TCH is located in a floodplain. So is The Pavilion. Both had to meet Houston’s 500-year-flood rule for “critical facilities.” Nor did the challenges end here. In addition to multiple easements, the site was crisscrossed by parallel METRO rail lines, utilities, and a major traffic artery. And even though construction had to be sequenced, staged, and performed onsite, ongoing hospital operations necessitated minimal disruption. Communication between members of the building team, as well as stakeholders, had to be flawless.

BIMing a Path to Decision-Making 
We initiated an overall Building Information Modeling (BIM) team-review process at the outset. The design and building team and stakeholders (TCH, the City, METRO, and TMC) were visually informed start to finish. We engineered The Pavilion’s structure in two separate sections, one below grade, one above. The BIM platform allowed us to review design for structural conflicts. It also defined for us underground utility routes in the public right-of-way and ensured constructability of the pedestrian bridge over the light-rail electrical catenary cables. Among the many issues we resolved using BIM were: an onsite city water line; utility easements; staging-area dewatering; additions of an onsite drainage system, underground electrical service, and new utility service connections; onsite grading; ADA access paths; and traffic signalization.
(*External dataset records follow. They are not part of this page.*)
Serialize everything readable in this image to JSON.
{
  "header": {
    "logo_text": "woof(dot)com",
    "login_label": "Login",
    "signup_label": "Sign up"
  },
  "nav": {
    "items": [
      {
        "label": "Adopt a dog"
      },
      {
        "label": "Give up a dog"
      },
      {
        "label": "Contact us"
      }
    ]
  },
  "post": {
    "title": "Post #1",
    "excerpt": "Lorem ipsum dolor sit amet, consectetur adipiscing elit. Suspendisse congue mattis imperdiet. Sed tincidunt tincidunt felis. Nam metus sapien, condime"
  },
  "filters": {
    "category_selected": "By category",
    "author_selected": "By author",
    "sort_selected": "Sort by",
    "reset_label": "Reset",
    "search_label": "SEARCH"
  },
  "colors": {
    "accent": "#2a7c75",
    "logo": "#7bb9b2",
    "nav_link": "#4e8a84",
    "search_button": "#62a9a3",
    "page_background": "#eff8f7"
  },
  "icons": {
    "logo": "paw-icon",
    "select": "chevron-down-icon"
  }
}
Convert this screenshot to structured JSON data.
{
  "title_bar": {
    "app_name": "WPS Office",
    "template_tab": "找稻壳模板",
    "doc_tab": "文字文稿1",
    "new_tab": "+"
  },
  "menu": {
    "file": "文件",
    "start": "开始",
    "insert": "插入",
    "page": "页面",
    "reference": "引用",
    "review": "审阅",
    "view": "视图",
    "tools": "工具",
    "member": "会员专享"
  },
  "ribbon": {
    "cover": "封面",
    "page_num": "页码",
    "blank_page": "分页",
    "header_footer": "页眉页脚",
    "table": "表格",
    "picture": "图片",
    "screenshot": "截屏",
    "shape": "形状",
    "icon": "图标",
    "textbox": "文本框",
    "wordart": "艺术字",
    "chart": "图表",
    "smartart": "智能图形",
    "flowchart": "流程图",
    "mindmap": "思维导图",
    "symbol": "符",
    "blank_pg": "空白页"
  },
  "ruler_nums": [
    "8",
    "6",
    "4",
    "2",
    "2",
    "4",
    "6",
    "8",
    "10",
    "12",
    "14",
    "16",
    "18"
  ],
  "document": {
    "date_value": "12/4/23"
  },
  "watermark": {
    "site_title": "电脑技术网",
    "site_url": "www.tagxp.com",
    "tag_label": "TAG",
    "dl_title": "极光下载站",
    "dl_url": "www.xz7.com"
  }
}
The pedestrian bridge’s aesthetics were top-of-mind. For the elliptical “C”-shaped bridge, the equivalent of about two city blocks in length, the client chose a “Vierendeel” truss system. Unlike the more common triangulated truss, the Vierendeel’s box shape gives the bridge a more elegant, finished look. The bridge is supported at only four points some 200 feet apart, minimizing added ground-level obstructions.

Critical Facilities Make Access Critical
Access to The Pavilion was made all the more critical because of the area’s potential for flooding. We placed all building entrances, including those to the garage, a minimum of 12” above the 500-year flood zone. Grading for driveways, drop-offs, and service docks raised entry points as well, while meeting accessibility standards. Of course, day-to-day accessibility depends on parking. The Pavilion’s parking garage serves nearly a thousand doctors, staff, patients, visitors, and a valet center. To speed ingress-egress, we designed the valet center with an internal street system, valet-only return ramp, curbside operations, and automated valet-tracking system.

Viewing the experience of leaving the hospital with a new baby as more than a discharge, our parking team recommended a private, dedicated area, the “Launch Zone.” Families leaving the hospital enter a furnished meeting space, attended by hospital maternity discharge staff. So there’s no separation of family members at this special time, valets bring their vehicles directly to the Launch Zone.

Our project “delivery” was smooth and TCH achieved its vision: one that presents women with their “most complete health care destination.”